Has something just changed on facebook?

The quick answer is 'probably'. After all, they always seem to be tinkering with or tweaking something. ,

An interesting aspect of facebook and indeed, many digital products, is how regularly they're updated. Unlike a physical product, where a new model needs to be purchased to receive upgrades, a web based service or desktop based program, like Windows, can offer it's users perpetual improvements. These are generally free and take little or no effort from the user to implement, possibly being automatically installed without the user even noticing.

Imagine you buy a second hand car. You wake up the next day and it's brand new. The next day it's a sports car. It hasn't cost you a penny and has taken no work, but your car just keeps getting better and better.

With products such as Windows, when a big overhaul is needed, a new model is released and then, there's a price. But with Social Media services such as facebook, they haven't as of yet, charged for new additions or indeed a new edition. The updates are just part of the service, which needs to stay up to date in order to stay relevant and ahead in the Social Media game.

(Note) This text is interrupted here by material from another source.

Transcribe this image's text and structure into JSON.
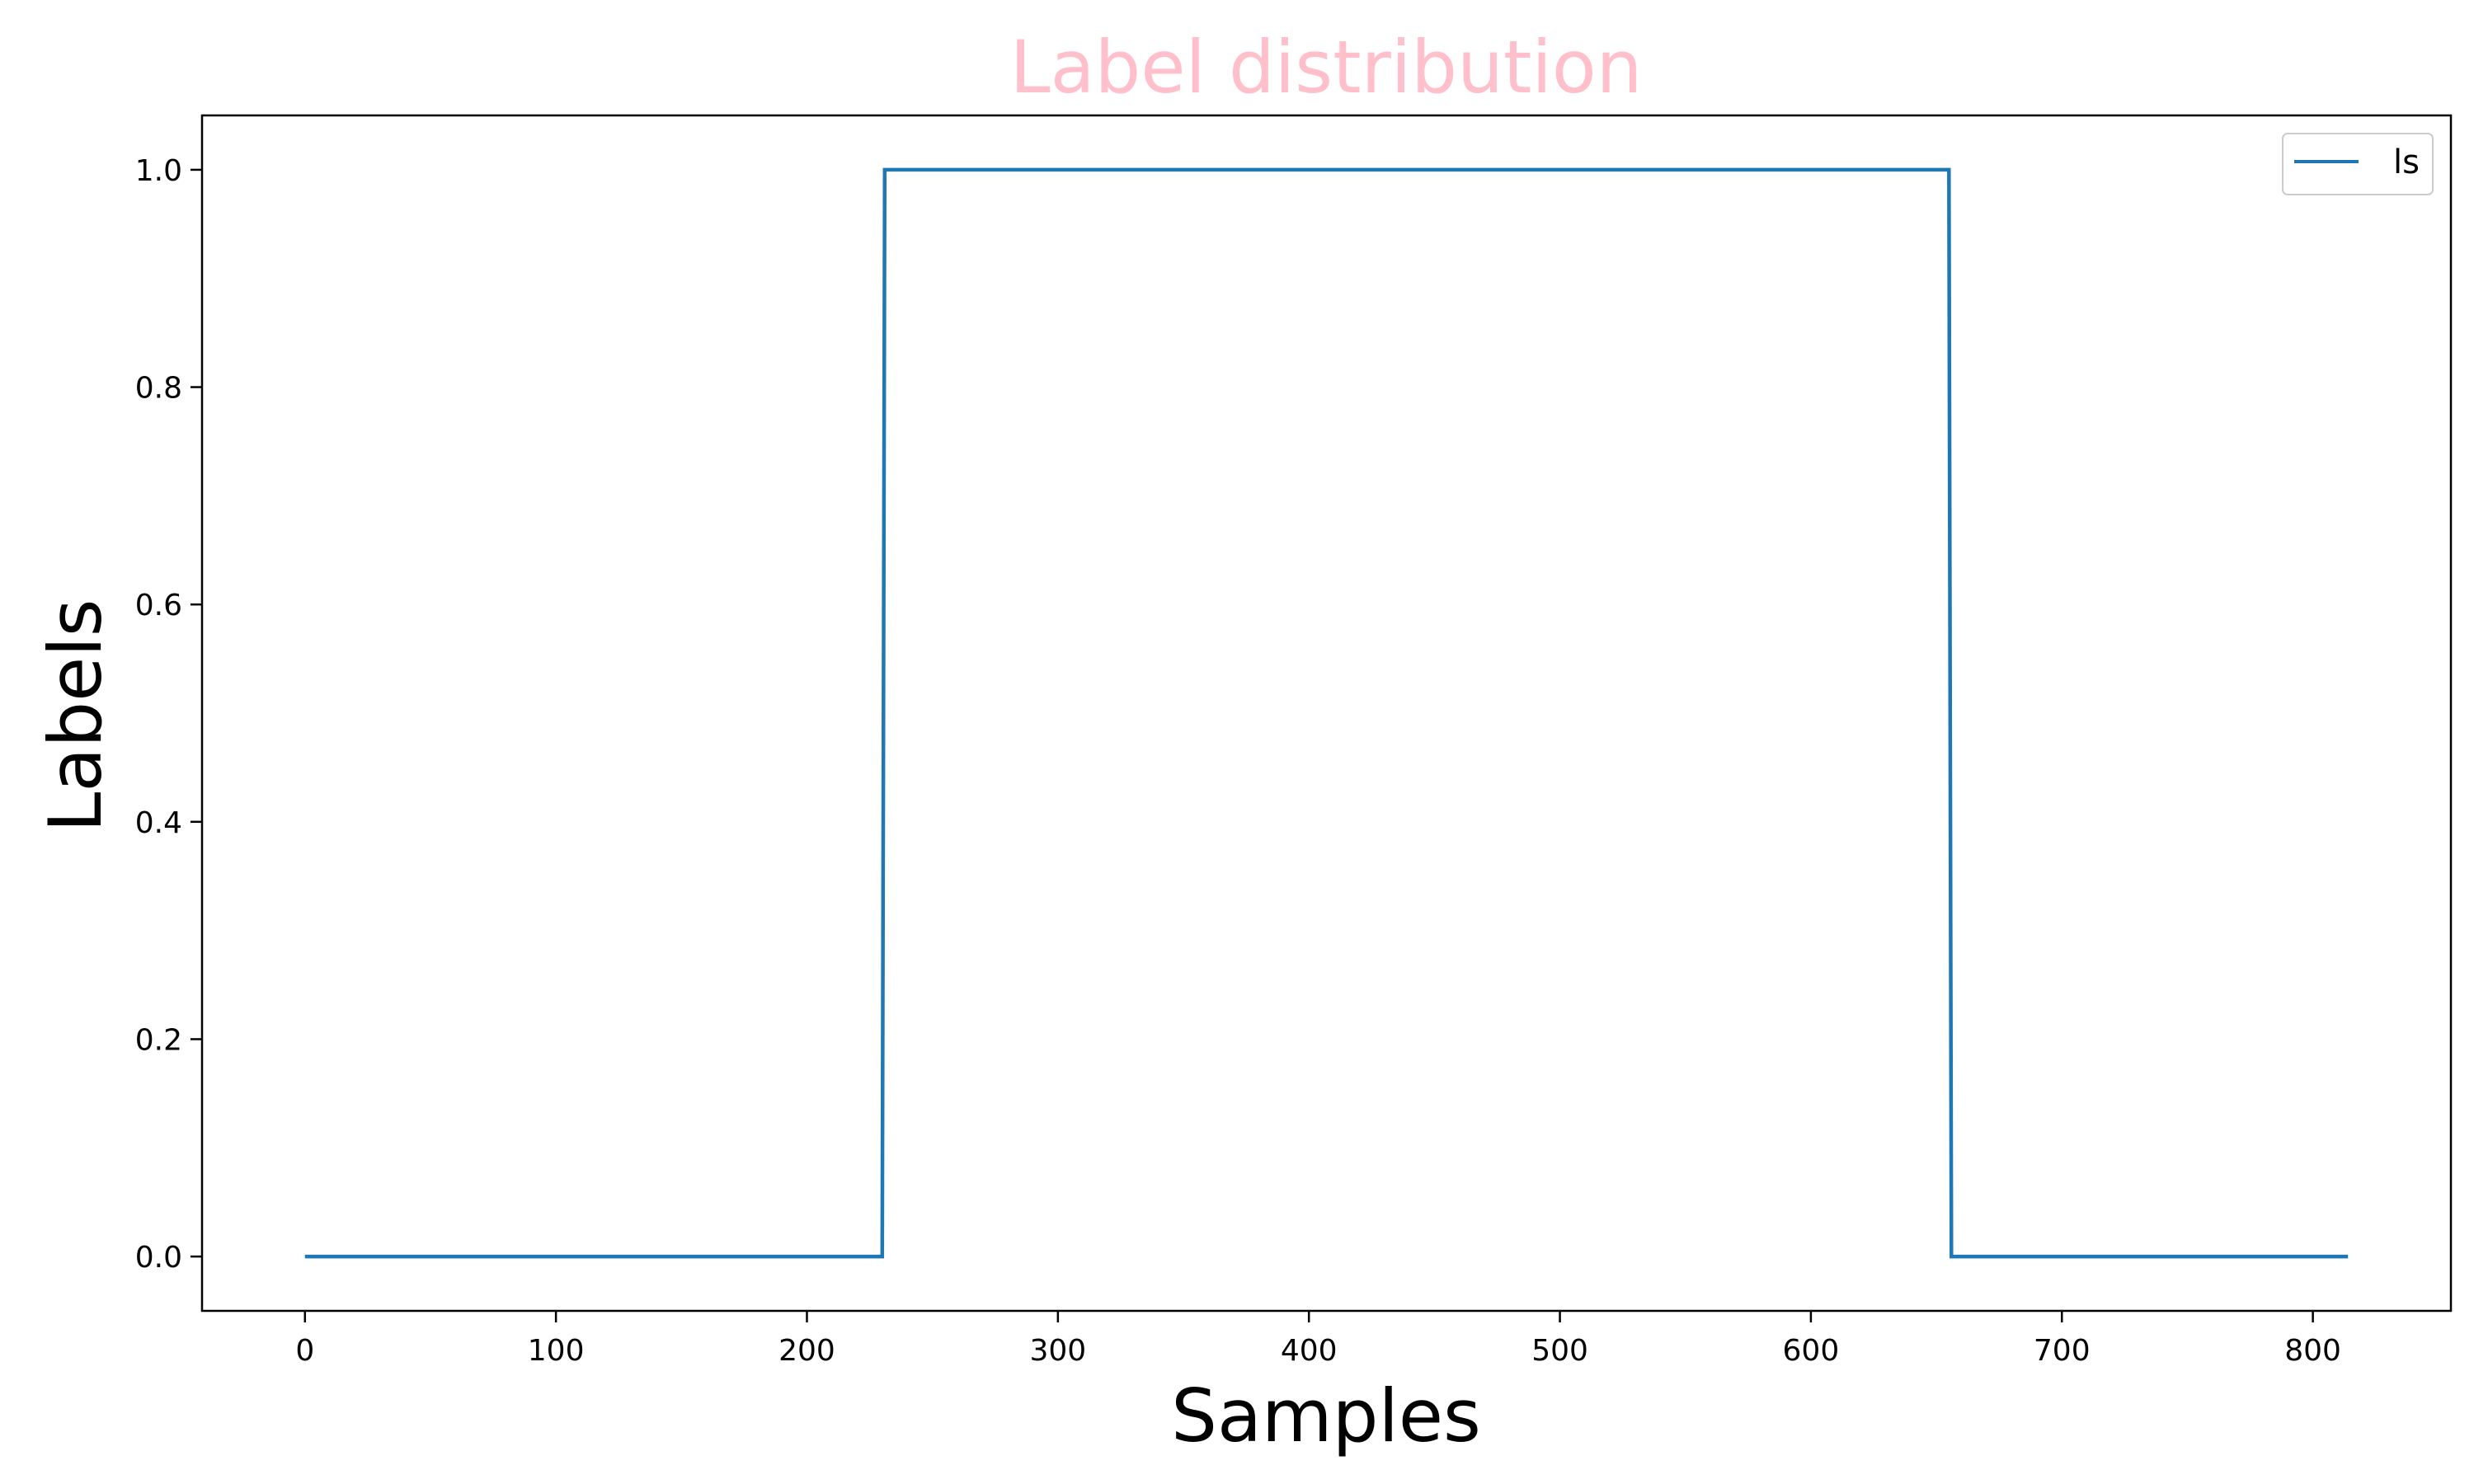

Some of these updates, especially the big ones, receive a fanfare, press attention and often notify all users about the change. Security changes with facebook, for instance, usually draw a lot of comment, due to this particular subject always being a bone of contention and privacy as a whole, a constant consideration for the entire population of the internet.

But there are far more little tweeks that go by relatively unnoticed compared to the seismic shifts that everyone hears about. If you really do want to keep abreast of every little change, it's a difficult prospect, but a good place to start is the Facebook Blog.

I think one of these smaller changes may have just happened, but I'm not sure and can't find exact mention of it on the blog.

When a change is trumpeted, it's obviously easy to spot. But if it doesn't make the News, it could go by unnoticed, even by those such as me who work in Social Media. You might suspect it down the line, but chances are, you'll just think that's the way it's always been or not pay it a second thought.

Look at the 'like' link on facebook, next to 'comment' and 'share', which allows users to 'like' content posted by their friends and pages. It's far and away the most popular way of interacting with facebook and is an integral part of the experience.

How long has that been there? Since the beginning?

It's actually only been just over two years ago, yet it's difficult to imagine facebook without it.

This potential new change I've spotted isn't quite as far ranging, but for those of us who manage pages, it could be very useful. I'm fairly certain it hasn't been there forever, but if I'm wrong, please let me know. With so many different aspects to facebook, it can be difficult to keep track.

The change ties in rather nicely with my topic here for the past few weeks, namely the 'share' link. As mentioned above, 'share', 'comment' and 'like' appear underneath posts on facebook, allowing users to interact to them. If a page posted a video, photo or article, that content could be liked, commented on or shared by it's followers.

As discussed last week, share is possibly the most powerful in spreading that content beyond a page's follower-base, but there are problems.

The first is that if a user shares that video, photo or article, that's all they share. The accompanying comment by the page isn't shared, so any message given there is lost. We often recommend including a question or invitation to interact in this comment, which works with the first layer of followers who see the post in their newsfeeds. The second and further layers however, being follower's friends, their friends, and so on, only see what the shared post, without seeing the original comment.

I was going to look at how best to deal with this problem this week, but because of the change I've noticed, we'll leave it till next week. That change is important because it has solved the second, possibly even more crucial problem with share.

Quite simply, that problem was that a user could not share a text only status update by a page. I'm fairly sure I haven't imagined it, but until very recently only the 'comment' and 'like' links appeared under text only page status updates.

The 'share' link is now there.

Text has a far shorter download time than images, sounds and video, and is therefore the most accessible across the spectrum of internet speeds and devices around the world. This means it can reach the largest audience.

The lack of a share link was big limiter in realising that, but not any more. It's a small change, but one I'm very happy about and is undoubtedly good news for Pages.